FAIRE PARLER LE CIEL
Contribution La Griffe Touraine
Rubrique Métaphysique
Intérêt général de l’ouvrage ▲▲▲▲△
Facilité de lecture ▲▲△△△
Rapport avec le rite ▲▲△△△
Si les philosophes naissaient de l’influence de leurs maîtres, Sloterdijk serait le fruit de l’union de Nietzsche et d’Heidegger : la lucidité et le cynisme du premier ; la transcendance ontologique du second.
Pour ouvrir le discours sur la communication avec le divin, l’auteur note que dans tous les écrits antiques, profanes ou sacrés, survient à un moment donné un personnage totalement inattendu capable de modifier radicalement le cours du récit : c’est le deus ex machina. Ce personnage divin – divin car il vient de nulle part et semble apparaitre de sa seule volonté – parle aux hommes, perdus dans le chaos de leurs contradictions, pour leur indiquer le chemin vers la raison et la sagesse. Ainsi nait une certaine façon de faire parler les dieux que Sloterdijk désigne sous le terme de « théopoésie ». Émanant de personnages hors du commun capables de communiquer avec les profondeurs de la psyché, ces paroles ne tardent pas à devenir sacrées.

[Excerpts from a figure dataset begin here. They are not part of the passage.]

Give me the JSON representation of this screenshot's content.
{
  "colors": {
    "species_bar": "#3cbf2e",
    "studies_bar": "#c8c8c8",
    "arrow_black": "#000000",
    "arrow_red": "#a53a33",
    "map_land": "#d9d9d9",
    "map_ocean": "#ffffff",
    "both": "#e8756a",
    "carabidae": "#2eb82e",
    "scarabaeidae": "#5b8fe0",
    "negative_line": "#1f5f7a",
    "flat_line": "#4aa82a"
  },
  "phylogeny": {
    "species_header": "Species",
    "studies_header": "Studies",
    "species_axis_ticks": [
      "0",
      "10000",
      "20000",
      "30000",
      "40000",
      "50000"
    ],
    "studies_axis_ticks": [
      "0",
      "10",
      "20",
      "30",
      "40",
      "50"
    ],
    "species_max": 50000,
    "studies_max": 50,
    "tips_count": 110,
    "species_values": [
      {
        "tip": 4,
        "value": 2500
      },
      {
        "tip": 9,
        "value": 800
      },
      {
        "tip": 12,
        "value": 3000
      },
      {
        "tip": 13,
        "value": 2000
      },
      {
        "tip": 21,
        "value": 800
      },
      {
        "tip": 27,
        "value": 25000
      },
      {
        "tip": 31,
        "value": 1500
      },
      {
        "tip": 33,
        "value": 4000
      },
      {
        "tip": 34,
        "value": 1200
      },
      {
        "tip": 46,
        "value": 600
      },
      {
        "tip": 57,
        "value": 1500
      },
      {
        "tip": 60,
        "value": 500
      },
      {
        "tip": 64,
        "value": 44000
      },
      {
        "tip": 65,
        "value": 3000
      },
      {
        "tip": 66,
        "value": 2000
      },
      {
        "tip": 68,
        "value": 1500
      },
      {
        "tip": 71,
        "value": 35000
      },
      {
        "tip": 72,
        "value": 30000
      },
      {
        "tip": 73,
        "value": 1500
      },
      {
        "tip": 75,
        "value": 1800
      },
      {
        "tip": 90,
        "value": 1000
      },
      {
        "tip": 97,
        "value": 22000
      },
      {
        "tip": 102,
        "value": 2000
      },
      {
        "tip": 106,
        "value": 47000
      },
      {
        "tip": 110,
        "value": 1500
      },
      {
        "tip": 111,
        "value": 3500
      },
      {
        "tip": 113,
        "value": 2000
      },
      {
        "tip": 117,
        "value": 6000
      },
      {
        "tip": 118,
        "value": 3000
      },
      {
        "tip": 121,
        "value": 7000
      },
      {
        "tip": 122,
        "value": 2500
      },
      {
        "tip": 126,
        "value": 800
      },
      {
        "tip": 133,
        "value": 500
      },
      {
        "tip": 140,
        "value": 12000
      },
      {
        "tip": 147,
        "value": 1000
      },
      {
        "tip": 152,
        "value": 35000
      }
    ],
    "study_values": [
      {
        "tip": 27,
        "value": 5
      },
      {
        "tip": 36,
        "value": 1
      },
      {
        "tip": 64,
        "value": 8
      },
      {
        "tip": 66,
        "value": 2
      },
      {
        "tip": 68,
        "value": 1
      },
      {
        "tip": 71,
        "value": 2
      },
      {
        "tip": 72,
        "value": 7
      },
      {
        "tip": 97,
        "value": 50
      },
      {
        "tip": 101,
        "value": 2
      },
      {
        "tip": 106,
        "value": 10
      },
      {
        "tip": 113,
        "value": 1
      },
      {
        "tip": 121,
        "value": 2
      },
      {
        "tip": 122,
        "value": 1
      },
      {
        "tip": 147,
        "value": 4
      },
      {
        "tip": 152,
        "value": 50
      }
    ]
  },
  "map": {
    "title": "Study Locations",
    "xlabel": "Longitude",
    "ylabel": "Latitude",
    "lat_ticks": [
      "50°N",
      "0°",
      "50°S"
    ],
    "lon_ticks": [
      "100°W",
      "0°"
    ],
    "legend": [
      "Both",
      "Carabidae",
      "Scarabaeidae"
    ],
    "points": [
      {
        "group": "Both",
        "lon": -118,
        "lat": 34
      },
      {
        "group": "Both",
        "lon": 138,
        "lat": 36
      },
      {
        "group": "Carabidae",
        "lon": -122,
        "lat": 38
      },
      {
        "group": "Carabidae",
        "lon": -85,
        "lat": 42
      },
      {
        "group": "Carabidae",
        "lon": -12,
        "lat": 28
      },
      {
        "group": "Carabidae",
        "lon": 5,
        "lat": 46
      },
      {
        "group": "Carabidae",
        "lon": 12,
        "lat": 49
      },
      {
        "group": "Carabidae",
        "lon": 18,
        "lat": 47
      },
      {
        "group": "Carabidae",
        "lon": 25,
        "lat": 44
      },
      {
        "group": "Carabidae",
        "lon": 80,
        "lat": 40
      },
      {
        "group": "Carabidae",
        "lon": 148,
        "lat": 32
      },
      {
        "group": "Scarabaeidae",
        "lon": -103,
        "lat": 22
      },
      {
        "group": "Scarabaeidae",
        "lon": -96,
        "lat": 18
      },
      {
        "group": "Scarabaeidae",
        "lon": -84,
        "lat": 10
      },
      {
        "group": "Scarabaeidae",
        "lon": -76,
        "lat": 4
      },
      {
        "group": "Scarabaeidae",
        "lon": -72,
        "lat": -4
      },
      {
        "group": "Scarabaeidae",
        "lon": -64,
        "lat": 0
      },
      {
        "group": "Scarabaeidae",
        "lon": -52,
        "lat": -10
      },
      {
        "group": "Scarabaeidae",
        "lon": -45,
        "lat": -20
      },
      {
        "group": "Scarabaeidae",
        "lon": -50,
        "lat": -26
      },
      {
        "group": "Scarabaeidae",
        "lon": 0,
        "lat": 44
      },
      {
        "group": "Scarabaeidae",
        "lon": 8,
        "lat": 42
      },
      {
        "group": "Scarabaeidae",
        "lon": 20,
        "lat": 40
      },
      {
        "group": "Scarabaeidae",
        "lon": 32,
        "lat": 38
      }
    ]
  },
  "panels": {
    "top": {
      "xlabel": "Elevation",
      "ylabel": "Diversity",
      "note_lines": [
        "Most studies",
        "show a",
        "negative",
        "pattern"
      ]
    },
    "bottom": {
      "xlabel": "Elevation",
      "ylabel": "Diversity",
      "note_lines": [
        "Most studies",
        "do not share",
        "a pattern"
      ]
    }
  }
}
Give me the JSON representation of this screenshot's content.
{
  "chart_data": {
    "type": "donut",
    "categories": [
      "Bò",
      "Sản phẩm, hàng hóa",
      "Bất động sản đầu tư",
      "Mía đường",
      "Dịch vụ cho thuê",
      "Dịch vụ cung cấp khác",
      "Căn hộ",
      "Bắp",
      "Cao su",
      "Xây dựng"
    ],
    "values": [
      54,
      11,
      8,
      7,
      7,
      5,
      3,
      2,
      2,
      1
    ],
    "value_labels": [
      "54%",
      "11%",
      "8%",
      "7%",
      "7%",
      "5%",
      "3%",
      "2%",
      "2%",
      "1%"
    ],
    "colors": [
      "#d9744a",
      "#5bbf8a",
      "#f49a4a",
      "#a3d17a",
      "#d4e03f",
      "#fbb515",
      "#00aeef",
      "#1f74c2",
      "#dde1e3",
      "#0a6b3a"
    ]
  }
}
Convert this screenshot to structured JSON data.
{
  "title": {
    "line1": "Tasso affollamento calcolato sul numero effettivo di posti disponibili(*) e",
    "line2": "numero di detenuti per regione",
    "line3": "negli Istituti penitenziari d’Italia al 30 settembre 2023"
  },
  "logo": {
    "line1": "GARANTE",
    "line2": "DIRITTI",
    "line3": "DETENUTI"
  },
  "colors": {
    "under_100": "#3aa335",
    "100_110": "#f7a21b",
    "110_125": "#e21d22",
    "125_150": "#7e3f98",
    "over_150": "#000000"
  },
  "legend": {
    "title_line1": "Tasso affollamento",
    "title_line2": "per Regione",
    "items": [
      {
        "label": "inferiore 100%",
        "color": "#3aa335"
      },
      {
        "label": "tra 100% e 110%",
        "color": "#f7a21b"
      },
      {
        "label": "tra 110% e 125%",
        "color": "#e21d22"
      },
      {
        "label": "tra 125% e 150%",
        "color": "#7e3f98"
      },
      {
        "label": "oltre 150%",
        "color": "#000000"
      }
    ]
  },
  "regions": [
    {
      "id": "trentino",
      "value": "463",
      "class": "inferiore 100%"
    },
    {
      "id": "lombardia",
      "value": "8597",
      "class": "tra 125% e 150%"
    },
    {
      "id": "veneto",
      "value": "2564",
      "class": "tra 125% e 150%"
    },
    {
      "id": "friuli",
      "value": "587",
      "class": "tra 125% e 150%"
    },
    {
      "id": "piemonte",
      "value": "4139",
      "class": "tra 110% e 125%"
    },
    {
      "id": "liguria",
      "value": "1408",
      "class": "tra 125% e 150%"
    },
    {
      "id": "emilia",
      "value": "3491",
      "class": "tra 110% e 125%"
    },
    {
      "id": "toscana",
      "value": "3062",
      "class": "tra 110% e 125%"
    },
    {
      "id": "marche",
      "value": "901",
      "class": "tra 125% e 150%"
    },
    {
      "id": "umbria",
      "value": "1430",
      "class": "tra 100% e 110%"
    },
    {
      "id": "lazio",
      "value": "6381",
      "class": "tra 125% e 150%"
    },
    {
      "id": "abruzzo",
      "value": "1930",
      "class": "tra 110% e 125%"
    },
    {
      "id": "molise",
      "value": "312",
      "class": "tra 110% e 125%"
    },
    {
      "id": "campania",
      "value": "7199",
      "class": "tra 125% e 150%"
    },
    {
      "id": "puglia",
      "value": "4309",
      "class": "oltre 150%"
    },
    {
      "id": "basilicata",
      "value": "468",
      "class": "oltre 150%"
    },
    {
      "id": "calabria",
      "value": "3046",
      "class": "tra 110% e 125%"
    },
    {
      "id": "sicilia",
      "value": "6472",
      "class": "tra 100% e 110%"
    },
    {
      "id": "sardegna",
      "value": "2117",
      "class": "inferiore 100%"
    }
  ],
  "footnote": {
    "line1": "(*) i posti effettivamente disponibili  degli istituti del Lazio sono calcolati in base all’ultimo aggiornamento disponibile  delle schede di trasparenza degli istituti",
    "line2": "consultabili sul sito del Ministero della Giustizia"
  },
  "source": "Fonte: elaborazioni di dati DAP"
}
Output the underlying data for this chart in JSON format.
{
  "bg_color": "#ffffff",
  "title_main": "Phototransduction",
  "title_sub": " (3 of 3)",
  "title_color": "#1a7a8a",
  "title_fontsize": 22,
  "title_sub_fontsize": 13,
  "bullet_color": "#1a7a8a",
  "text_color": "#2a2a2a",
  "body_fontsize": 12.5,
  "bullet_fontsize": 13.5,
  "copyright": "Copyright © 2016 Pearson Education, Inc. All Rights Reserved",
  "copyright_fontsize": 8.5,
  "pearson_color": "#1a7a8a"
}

Et l’auteur de déduire que le passage de la parole sacrée au mythe, du mythe à la croyance et de la croyance à la religion est une voie ordinaire de l’irrationnel humain.
Des dieux par trop anthropomorphiques et de moins en moins fiables de l’antiquité, on se débarrassa ; on n’en garda qu’Un, principe inaccessible et transcendant, ne pouvant être à aucun moment suspecté de la moindre faille, du moindre travers. Mais alors, comment faire en sorte que le fidèle de base conserve quelques contacts avec son créateur et puisse entretenir sa foi ? Le Dieu unique, après le premier contact (Moïse au Buisson Ardent), s’exprima selon différents protocoles : à travers des systèmes complexes d’interprétation de textes sacrés (le Talmud, la Kabbale) ; par l’histoire du sacrifice d’un bouc émissaire déifié (les Évangiles) ; ou par un cerveau en orage épileptique directement connecté aux théo-neurones (le Coran).
Et les délires oniriques des prophètes du monothéisme se transformèrent en vérités transcendantes et en dogmes religieux.
Sloterdijk n’est pas facile à lire, mais sa vision du phénomène religieux est d’une grande clarté et d’une lucidité implacable.